THE Diary passed comment (April 27) on the leaflet produced for John Robertson, the Labour candidate for Glasgow North-west, in which it is claimed that "Spending on Education has went up 52%". The leaflet refers also to a "national minimim wage" and "record spending on tenant's homes". The election agent responsible for the content of this leaflet is Steven Purcell, the prospective leader of the Labour Group on Glasgow City Council.
Labour may indeed have introduced several new taxes by stealth but, clearly, syntax is not one of them.
Michael Bruce, 50 Millbrix Avenue, Glasgow.

Congratulations Mr Bruce

Comments:
"...it's well known & unique..."

Oops.

Pot. Kettle.
 
Hear hear!

*looks confident that he has used correct syntax....*
 
Looking at this again I am quite willing to say that calling Glasgow's governors "unique" was overstating it (Airdrie & Coatbridge for example seem to be as bad tho'on a smaller scale) but I'm sorry but I don't see the grammatical error hear.
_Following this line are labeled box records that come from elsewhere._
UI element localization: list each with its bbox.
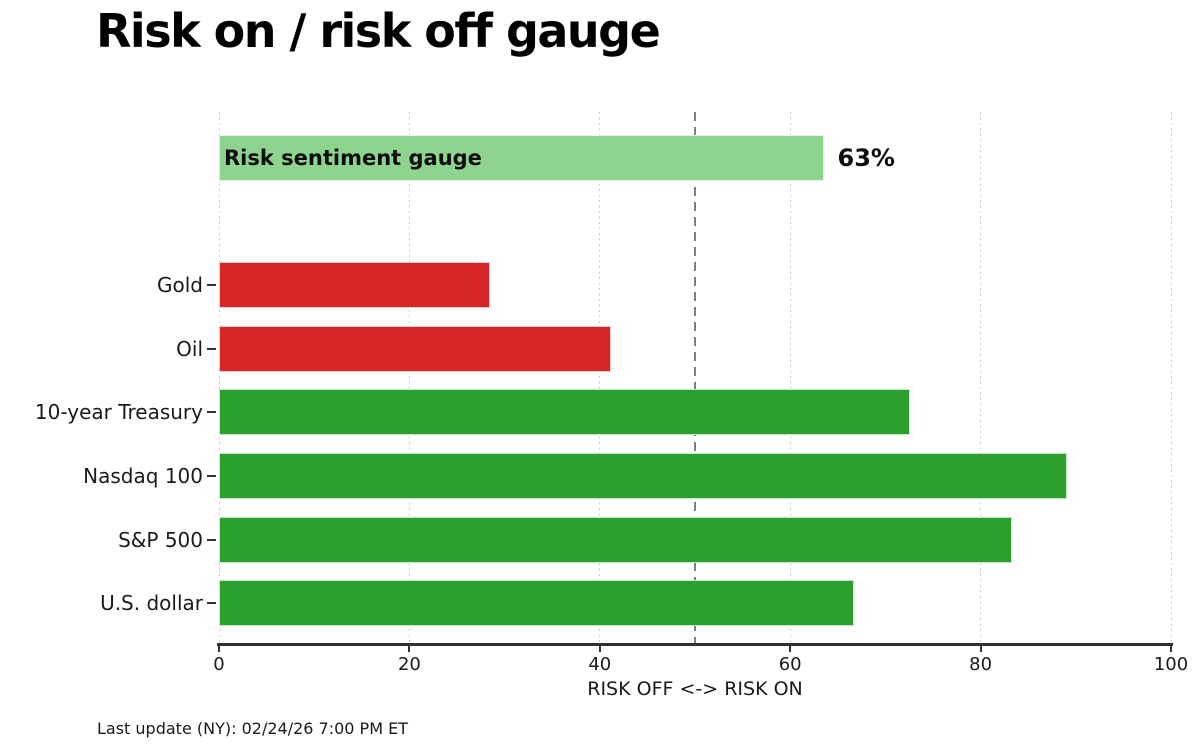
x-tick-label: 0 bbox=[213, 654, 225, 675]
asset-bar bbox=[219, 453, 1068, 499]
asset-label: Gold bbox=[157, 273, 203, 298]
asset-label: S&P 500 bbox=[118, 527, 203, 552]
x-tick-mark bbox=[979, 645, 982, 652]
asset-bar bbox=[219, 262, 491, 309]
x-tick-mark bbox=[218, 645, 220, 652]
y-tick-mark bbox=[207, 347, 216, 350]
gridline bbox=[408, 112, 410, 644]
asset-bar bbox=[219, 516, 1013, 563]
asset-bar bbox=[219, 325, 612, 372]
asset-label: U.S. dollar bbox=[100, 591, 203, 616]
y-tick-mark bbox=[207, 538, 216, 541]
asset-bar bbox=[219, 580, 854, 627]
gauge-bar-label: Risk sentiment gauge bbox=[224, 146, 482, 170]
plot-area: Risk sentiment gauge 63% bbox=[218, 112, 1172, 644]
last-update-note: Last update (NY): 02/24/26 7:00 PM ET bbox=[97, 719, 408, 738]
y-tick-mark bbox=[207, 284, 216, 287]
asset-label: 10-year Treasury bbox=[34, 400, 203, 425]
x-axis-label: RISK OFF <-> RISK ON bbox=[587, 678, 803, 700]
asset-bar bbox=[219, 389, 911, 436]
y-tick-mark bbox=[207, 411, 216, 414]
x-tick-label: 80 bbox=[969, 654, 993, 675]
gridline bbox=[599, 112, 601, 644]
x-axis-line bbox=[217, 643, 1173, 646]
x-tick-label: 40 bbox=[588, 654, 612, 675]
asset-label: Nasdaq 100 bbox=[83, 464, 203, 488]
asset-label: Oil bbox=[176, 336, 203, 361]
x-tick-mark bbox=[598, 645, 601, 652]
x-tick-label: 100 bbox=[1153, 654, 1189, 675]
gridline bbox=[1170, 112, 1172, 644]
y-tick-mark bbox=[207, 475, 216, 477]
gauge-value-label: 63% bbox=[837, 144, 895, 172]
gridline bbox=[789, 112, 791, 644]
x-tick-mark bbox=[408, 645, 411, 652]
gridline bbox=[218, 112, 220, 644]
x-tick-mark bbox=[1170, 645, 1172, 652]
gauge-bar: Risk sentiment gauge bbox=[219, 135, 824, 181]
x-tick-label: 20 bbox=[397, 654, 421, 675]
y-tick-mark bbox=[207, 602, 216, 605]
chart-title: Risk on / risk off gauge bbox=[96, 4, 661, 58]
x-tick-label: 60 bbox=[778, 654, 802, 675]
gridline bbox=[980, 112, 982, 644]
x-tick-mark bbox=[789, 645, 792, 652]
risk-threshold-line bbox=[693, 112, 697, 644]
Please explain.
 
I am informed that the problem is the use of "it's" as possessive rather than "its":

Looking up my dictionary "it's" as possessive form was standard during the 19th C but not now (presumeably as shortening of "it is" became common). Unfortunately the OED isn't online for free but this from an advertisement for it "Oxford English Dictionary, ...
An excellent British English dictionary known for it's accurate and" means it is either legitimate, if archaic, or the OED sellers made a mistake too. I guess I am just a grammatical conservative.

Fairness to the next leader of Glasgow Council requires that I also point out that some of those promoting the Scots language insist that "spending has went up" is linguistic Scots. I think that is silly but then I think water is wet so what do I know?